Il soutient que la décision attaquée :
- a été édictée par une autorité incompétente ;
- est insuffisamment motivée ;
- souffre d’un défaut d’examen sérieux de sa situation ;
- méconnaît les dispositions du 3° de l’article L. 551-16 du code de l’entrée et du séjour des étrangers et du droit d’asile dès lors, d’une part, qu’il n’a pas été convoqué au rendez-vous qu’il lui est reproché d’avoir manqué et, d’autre part, qu’il n’a pas été tenu compte de sa vulnérabilité.
Par un mémoire en défense, enregistré le 14 octobre 2025, l’OFII a conclu au rejet de la requête en faisant valoir qu’aucun des moyens soulevés n’est fondé.

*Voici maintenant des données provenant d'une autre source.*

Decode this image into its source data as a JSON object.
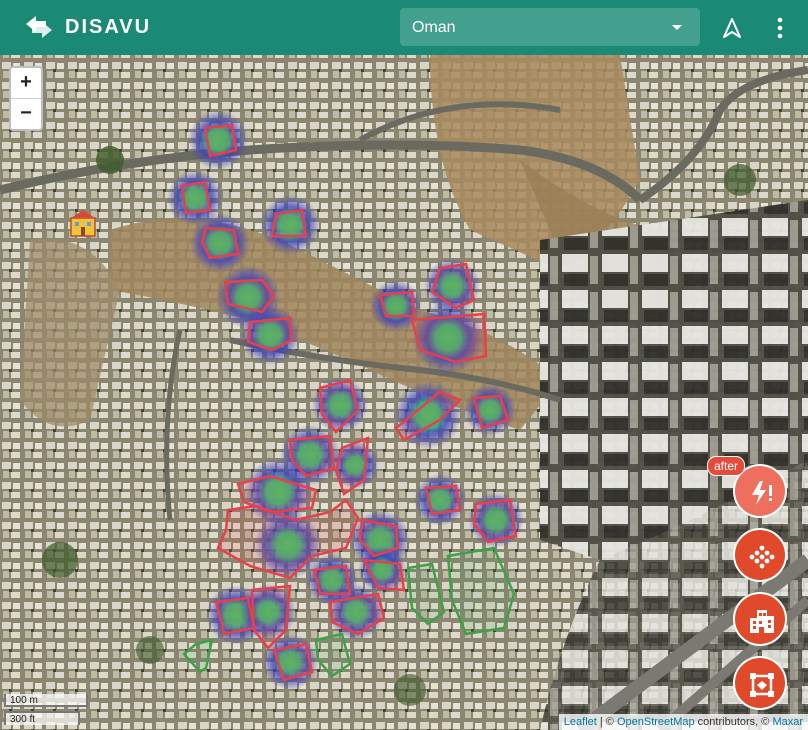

Vu les autres pièces des dossiers.
Vu :
- le code de l’entrée et du séjour des étrangers et du droit d’asile ;
- la directive n° 2013/33/UE du Parlement européen et du Conseil du 26 juin 2013 établissant des normes pour l’accueil des personnes demandant la protection internationale ;
- la loi n° 91-647 du 10 juillet 1991 relative à l’aide juridique ;
- le décret n° 2020-1717 du 28 décembre 2020 portant application de la loi n° 91-647 du 10 juillet 1991 relative à l’aide juridique et relatif à l’aide juridictionnelle et à l’aide à l’intervention de l’avocat dans les procédures non juridictionnelles ;
- le code de justice administrative ;
Le président du tribunal a désigné M. Larue, premier conseiller, pour exercer les pouvoirs qui lui sont attribués par les dispositions du code de l’entrée et du séjour des étrangers et du droit d’asile.
Les parties ont été régulièrement averties du jour de l’audience.

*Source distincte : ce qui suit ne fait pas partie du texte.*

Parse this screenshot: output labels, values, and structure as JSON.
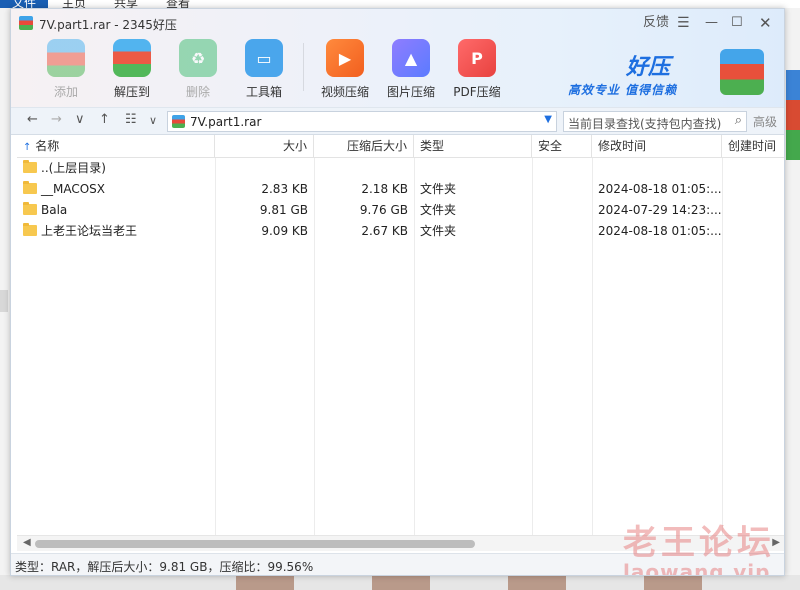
{
  "background": {
    "ribbon_tabs": [
      "文件",
      "主页",
      "共享",
      "查看"
    ]
  },
  "window": {
    "title": "7V.part1.rar - 2345好压",
    "feedback": "反馈",
    "menu_icon": "hamburger-icon",
    "controls": [
      "minimize-icon",
      "maximize-icon",
      "close-icon"
    ]
  },
  "toolbar": {
    "add": "添加",
    "extract": "解压到",
    "delete": "删除",
    "toolbox": "工具箱",
    "video": "视频压缩",
    "image": "图片压缩",
    "pdf": "PDF压缩"
  },
  "brand": {
    "name": "好压",
    "slogan": "高效专业 值得信赖"
  },
  "addressbar": {
    "path": "7V.part1.rar",
    "search_placeholder": "当前目录查找(支持包内查找)",
    "advanced": "高级"
  },
  "table": {
    "columns": [
      "名称",
      "大小",
      "压缩后大小",
      "类型",
      "安全",
      "修改时间",
      "创建时间"
    ],
    "rows": [
      {
        "name": "..(上层目录)",
        "size": "",
        "packed": "",
        "type": "",
        "safe": "",
        "modified": "",
        "created": ""
      },
      {
        "name": "__MACOSX",
        "size": "2.83 KB",
        "packed": "2.18 KB",
        "type": "文件夹",
        "safe": "",
        "modified": "2024-08-18 01:05:...",
        "created": ""
      },
      {
        "name": "Bala",
        "size": "9.81 GB",
        "packed": "9.76 GB",
        "type": "文件夹",
        "safe": "",
        "modified": "2024-07-29 14:23:...",
        "created": ""
      },
      {
        "name": "上老王论坛当老王",
        "size": "9.09 KB",
        "packed": "2.67 KB",
        "type": "文件夹",
        "safe": "",
        "modified": "2024-08-18 01:05:...",
        "created": ""
      }
    ]
  },
  "status": "类型：RAR，解压后大小：9.81 GB，压缩比：99.56%",
  "watermark": {
    "cn": "老王论坛",
    "en": "laowang.vip"
  }
}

A été entendu au cours de l’audience publique :
- le rapport de M. Larue, magistrat désigné ;
- les parties n’étant ni présentes, ni représentées.
Considérant ce qui suit :
M. A…, ressortissant éthiopien, né le 20 juin 1997, est entré en France le 17 décembre 2024. Il y a formulé une demande de protection internationale qui a été enregistrée au guichet unique des demandeurs d’asile de la préfecture du Nord, le 10 janvier 2025. Le même jour, après qu’ait été évaluée sa vulnérabilité, M. A…, s’est vu octroyer le bénéfice des conditions matérielles d’accueil des demandeurs d’asile. Toutefois, il ne s’est pas rendu à un entretien destiné à mettre à jour son dossier et à procéder à l’examen de sa situation personnelle, auquel il avait été convoqué par l’OFII le 14 août 2025 à 9h00. En conséquence, après avoir sollicité en vain ses observations, le directeur territorial de l’OFII de Lille a, par une décision du 18 septembre 2025, mis fin au droit de M. A… au bénéfice des conditions matérielles d’accueil des demandeurs d’asile comprenant l’allocation pour demandeurs d’asile et une place d’hébergement. Par la présente requête, M. A… sollicite l’annulation de cette décision.

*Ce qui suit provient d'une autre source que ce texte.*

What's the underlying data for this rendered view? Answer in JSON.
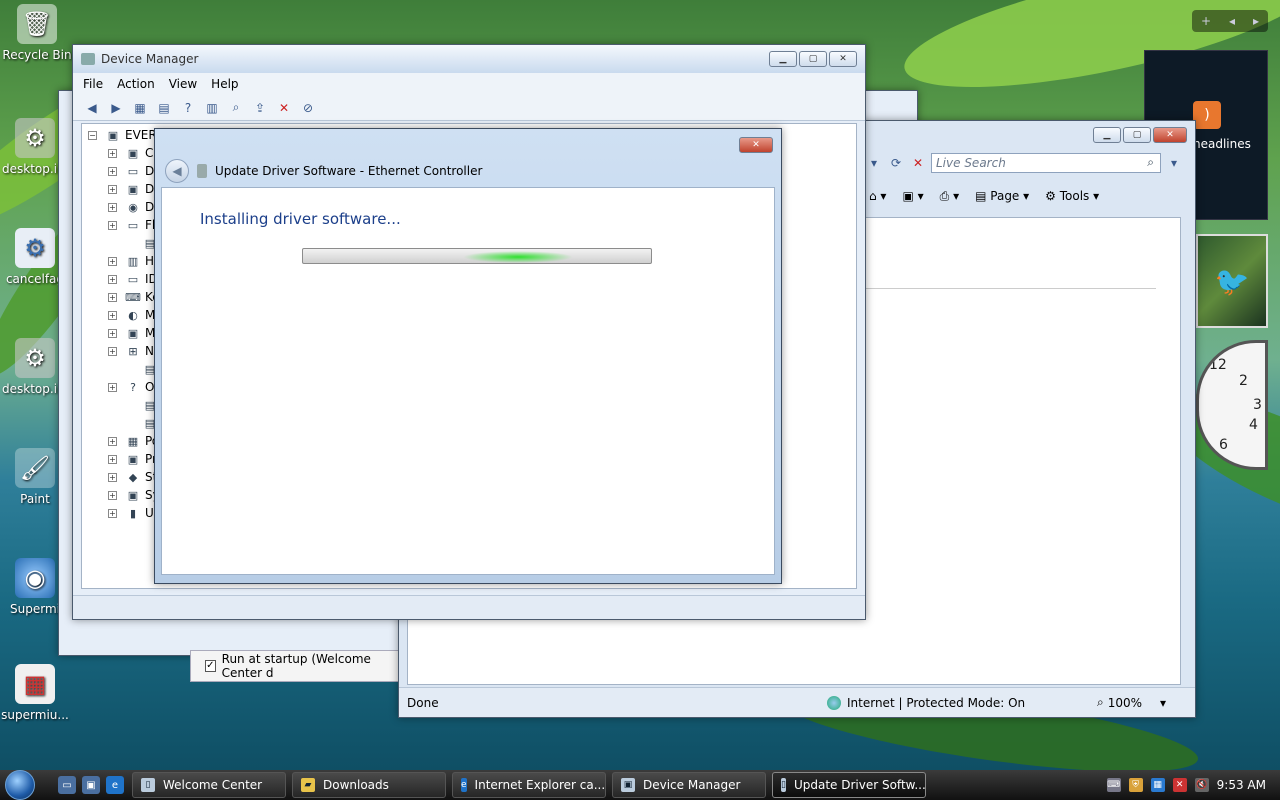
{
  "desktop": {
    "icons": [
      {
        "label": "Recycle Bin",
        "glyph": "🗑"
      },
      {
        "label": "desktop.ini",
        "glyph": "⚙"
      },
      {
        "label": "cancelfag",
        "glyph": "⚙"
      },
      {
        "label": "desktop.ini",
        "glyph": "⚙"
      },
      {
        "label": "Paint",
        "glyph": "🖌"
      },
      {
        "label": "Supermi",
        "glyph": "◉"
      },
      {
        "label": "supermiu...",
        "glyph": "▦"
      }
    ]
  },
  "device_manager": {
    "title": "Device Manager",
    "menu": [
      "File",
      "Action",
      "View",
      "Help"
    ],
    "tree_root": "EVERY",
    "tree_items": [
      "Co",
      "Di",
      "Di",
      "DV",
      "Fl",
      "",
      "H",
      "ID",
      "Ke",
      "M",
      "M",
      "Ne",
      "",
      "Ot",
      "",
      "",
      "Po",
      "Pr",
      "St",
      "Sy",
      "Ur"
    ]
  },
  "ie": {
    "search_placeholder": "Live Search",
    "cmd_page": "Page",
    "cmd_tools": "Tools",
    "status_done": "Done",
    "status_zone": "Internet | Protected Mode: On",
    "zoom": "100%"
  },
  "welcome": {
    "run_at_startup": "Run at startup (Welcome Center d"
  },
  "dialog": {
    "title": "Update Driver Software - Ethernet Controller",
    "heading": "Installing driver software..."
  },
  "sidebar": {
    "feed_label": "headlines",
    "plus": "+",
    "clock_numbers": [
      "12",
      "2",
      "3",
      "4",
      "6"
    ]
  },
  "taskbar": {
    "tasks": [
      {
        "label": "Welcome Center",
        "active": false
      },
      {
        "label": "Downloads",
        "active": false
      },
      {
        "label": "Internet Explorer ca...",
        "active": false
      },
      {
        "label": "Device Manager",
        "active": false
      },
      {
        "label": "Update Driver Softw...",
        "active": true
      }
    ],
    "clock": "9:53 AM"
  }
}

Sur la demande d’admission à l’aide juridictionnelle à titre provisoire :
Aux termes de l’article 20 de la loi susvisée du 10 juillet 1991 : « Dans les cas d’urgence sous réserve de l’appréciation des règles relatives aux commissions ou désignations d’office, l’admission provisoire à l’aide juridictionnelle peut être prononcée soit par le président du bureau ou de la section compétente du bureau d’aide juridictionnelle, soit par la juridiction compétente ou son président ». Il y a lieu, en application de ces dispositions, d’admettre provisoirement M. A… au bénéfice de l’aide juridictionnelle totale.
Sur les conclusions à fin d’annulation :
L’article L. 551-16 du code de l’entrée et du séjour des étrangers et du droit d’asile dispose que : « Il peut être mis fin, partiellement ou totalement, aux conditions matérielles d’accueil dont bénéficie le demandeur dans les cas suivants : / 1 (…) / 3° Il ne respecte pas les exigences des autorités chargées de l’asile, notamment en se rendant aux entretiens, en se présentant aux autorités et en fournissant les informations utiles afin de faciliter l’instruction des demandes ; / (…) ». Aux termes de l’article D. 551-18 du même code : « La décision mettant fin aux conditions matérielles d’accueil prise en application de l’article L. 551-16 est écrite, motivée et prise après que le demandeur a été mis en mesure de présenter à l’Office français de l’immigration et de l’intégration ses observations écrites dans un délai de quinze jours. Elle prend en compte la situation particulière et la vulnérabilité de la personne concernée. Dans les cas prévus aux 1° à 3° de l’article L. 551-16, elle ne peut être prise que dans des cas exceptionnels. Cette décision prend effet à compter de sa signature. / (…) ».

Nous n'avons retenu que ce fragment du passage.